3D printing and scanning
October 27th, 2008Tags: fabclass, fablab, how to make almost anything, htmaa
Week 7: 3D scanning and printing
My initial plan was to scan in a Dorrance hook and then model the joint to be functional. The 3D printer prints in both wax and acrylic, where the wax is melted out of the model allowing the user to print complicated joints without having to join them afterwards. The scanner was however a lot less easy to deal with than I thought, as was the 3D software.
Scanning metal
The first problem I ran into was that my Dorrance hook was too reflective, the lasers would reflect off in such a way that the scanner would not be able to pick up enough points to model the object. The first solution I tried was to use the powder markers (baby powder in a pen applicator) provided with the scanner, however they did not reduce the shininess enough. After that I tried to cover the whole thing in vaseline, which also did not reduce shininess enough. Finally I just covered the whole Dorrance hook in masking tape.
Laser intensity
Now that the laser could actually see the object, I needed to start calibrating the Minolta. I used the telelens, which you need to screw in completely as well as screw in the solar-cap like thing that comes with it, or the software will not recognize the new lens. Once done, you can hit any button on the back of the Minolta to get it to recalibrate with the new lens.

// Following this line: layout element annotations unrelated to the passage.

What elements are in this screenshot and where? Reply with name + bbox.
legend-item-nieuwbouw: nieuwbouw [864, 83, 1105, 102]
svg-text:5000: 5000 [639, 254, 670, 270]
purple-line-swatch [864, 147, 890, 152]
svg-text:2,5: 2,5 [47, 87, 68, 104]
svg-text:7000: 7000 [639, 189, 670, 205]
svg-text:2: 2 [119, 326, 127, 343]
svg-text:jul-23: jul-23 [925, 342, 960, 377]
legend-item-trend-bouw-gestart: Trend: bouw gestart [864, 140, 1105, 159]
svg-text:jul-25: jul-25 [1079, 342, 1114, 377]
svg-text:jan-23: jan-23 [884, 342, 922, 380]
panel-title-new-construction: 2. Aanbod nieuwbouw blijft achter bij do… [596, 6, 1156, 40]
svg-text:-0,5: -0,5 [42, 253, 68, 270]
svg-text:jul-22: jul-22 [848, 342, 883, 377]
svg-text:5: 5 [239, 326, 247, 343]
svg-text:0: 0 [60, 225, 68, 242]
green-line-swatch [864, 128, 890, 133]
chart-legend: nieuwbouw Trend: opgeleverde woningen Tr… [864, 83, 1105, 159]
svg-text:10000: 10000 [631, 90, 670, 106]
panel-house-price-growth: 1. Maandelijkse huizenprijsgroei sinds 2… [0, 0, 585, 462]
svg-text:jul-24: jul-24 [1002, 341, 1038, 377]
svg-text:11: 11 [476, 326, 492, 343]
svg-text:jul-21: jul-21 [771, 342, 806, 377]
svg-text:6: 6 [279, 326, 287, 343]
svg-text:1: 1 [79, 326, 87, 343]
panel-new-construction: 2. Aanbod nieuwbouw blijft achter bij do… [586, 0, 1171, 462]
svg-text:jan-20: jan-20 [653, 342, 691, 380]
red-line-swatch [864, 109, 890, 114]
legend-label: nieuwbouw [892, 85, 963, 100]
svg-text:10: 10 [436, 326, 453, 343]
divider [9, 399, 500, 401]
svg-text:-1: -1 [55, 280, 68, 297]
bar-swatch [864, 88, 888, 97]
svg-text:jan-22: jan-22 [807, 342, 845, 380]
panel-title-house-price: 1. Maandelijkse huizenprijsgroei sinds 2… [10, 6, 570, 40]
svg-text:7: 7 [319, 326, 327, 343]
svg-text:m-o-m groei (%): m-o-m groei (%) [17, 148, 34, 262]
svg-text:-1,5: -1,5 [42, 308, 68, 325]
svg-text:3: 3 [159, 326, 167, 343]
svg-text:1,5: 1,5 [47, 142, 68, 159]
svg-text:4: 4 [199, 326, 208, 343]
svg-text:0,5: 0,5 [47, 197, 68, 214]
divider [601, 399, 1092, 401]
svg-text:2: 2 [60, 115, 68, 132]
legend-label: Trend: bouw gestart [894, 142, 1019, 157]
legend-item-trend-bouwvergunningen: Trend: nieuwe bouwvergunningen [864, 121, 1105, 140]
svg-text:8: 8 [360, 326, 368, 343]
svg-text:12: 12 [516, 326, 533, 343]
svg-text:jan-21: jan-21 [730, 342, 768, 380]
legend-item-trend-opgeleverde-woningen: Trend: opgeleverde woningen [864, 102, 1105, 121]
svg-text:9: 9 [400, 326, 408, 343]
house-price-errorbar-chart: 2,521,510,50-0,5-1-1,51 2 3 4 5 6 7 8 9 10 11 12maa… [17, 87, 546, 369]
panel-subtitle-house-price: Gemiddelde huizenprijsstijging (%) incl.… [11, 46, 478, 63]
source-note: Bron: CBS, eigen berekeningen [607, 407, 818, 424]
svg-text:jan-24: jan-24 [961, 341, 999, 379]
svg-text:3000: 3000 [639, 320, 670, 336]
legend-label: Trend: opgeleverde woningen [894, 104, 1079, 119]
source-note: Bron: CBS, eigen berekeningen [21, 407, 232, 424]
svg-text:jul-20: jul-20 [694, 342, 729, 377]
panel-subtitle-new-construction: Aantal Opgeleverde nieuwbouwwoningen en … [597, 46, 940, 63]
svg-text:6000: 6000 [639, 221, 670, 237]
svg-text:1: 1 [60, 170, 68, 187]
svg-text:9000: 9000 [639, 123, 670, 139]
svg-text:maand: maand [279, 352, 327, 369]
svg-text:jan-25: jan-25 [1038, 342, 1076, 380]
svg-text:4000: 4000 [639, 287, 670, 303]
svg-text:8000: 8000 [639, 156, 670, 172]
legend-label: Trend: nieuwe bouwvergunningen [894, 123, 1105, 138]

My first idea was to use autofocus, which didn’t work very well. When I first took it off autofocus, I thought i would just need to increase the laser intensity as much as possible. However, more laser intensity and an automatic range focus might have the scanner focus on either dust in the air or stuff far behind the object you are scanning. In the end I went with a fixed focus which I determined in the range viewing window (try to get your object as white as possible without too much background noise) and a laser intensity of 12. I still got random noise around the hook, but at least not pieces of the cabinet behind the whole setup.
Degree and number of rotations
The first scan I did was with 90 degree rotations, 4 scans in total. It generated an entirely holey model, and I noticed that my hook had moved a little while scanning which caused the model to misalign. I tried again after with 45 degree rotation steps, which was a bit better but still full of holes.
Geomagic has an ok interface for filling the holes, but if the model is too holey it won’t necessarily know what to do with big open spaces. In the end I rescaned the object yet again, this time completely anchored with playdoh, fixed focus, laser intesity of 12 and a rotation step of 20 degrees. Each rotation step I scanned 3 times to get as much data as possible. This means you will have to trim away a lot of noise, but you will be able to make a better surface.
SketchUp, Blender & Rhino
After a while the hole and partial hole filling of Geomagic wasn’t going to suffice, so I started on my discovery of 3D programs. Whatever you do, don’t bother to use Rhino on the 3D scanner computer, that version is so old nothing you look up online will be valid. Geomagic can output .DXF, which can be read by almost all 3D scanner programs, but it is a bit flaky with how it does it. If you don’t manage to export .DXF, Blender and Rhino will both also take .STL files.
I didn’t actually really figure out how to stitch surfaces in either Blender or Sketchup. The best I seemed to be able to do was draw surfaces around the existing model, using the model basicallly as a skeleton. That wasn’t very precise though, so I opted in the end to find some Rhino experts (props Jonathan!) for help.
Rhino steps
To deal with Rhino, you want to be able to have your model be NURBs instead of a mesh. To convert to NURBs, you need less than 20 000 polygons. My first model had about 180 000 polygons, and decimating it in Rhino pretty much set the computer on fire. So I used the decimate function in Geomagic after all, and reimported my model, now with only 12 000 polygons. After some smoothing and stitching up the now exploded model, the model looked more or less ok. Unfortunately, it was still totally messy on the inside. Finally, the trick we used was to drape a point cloud over the object and create a mesh from those points (DrapePt). The last thing we did was adjust the normals of some of the polygons, because deviant normals apparently cause your model never to be printed.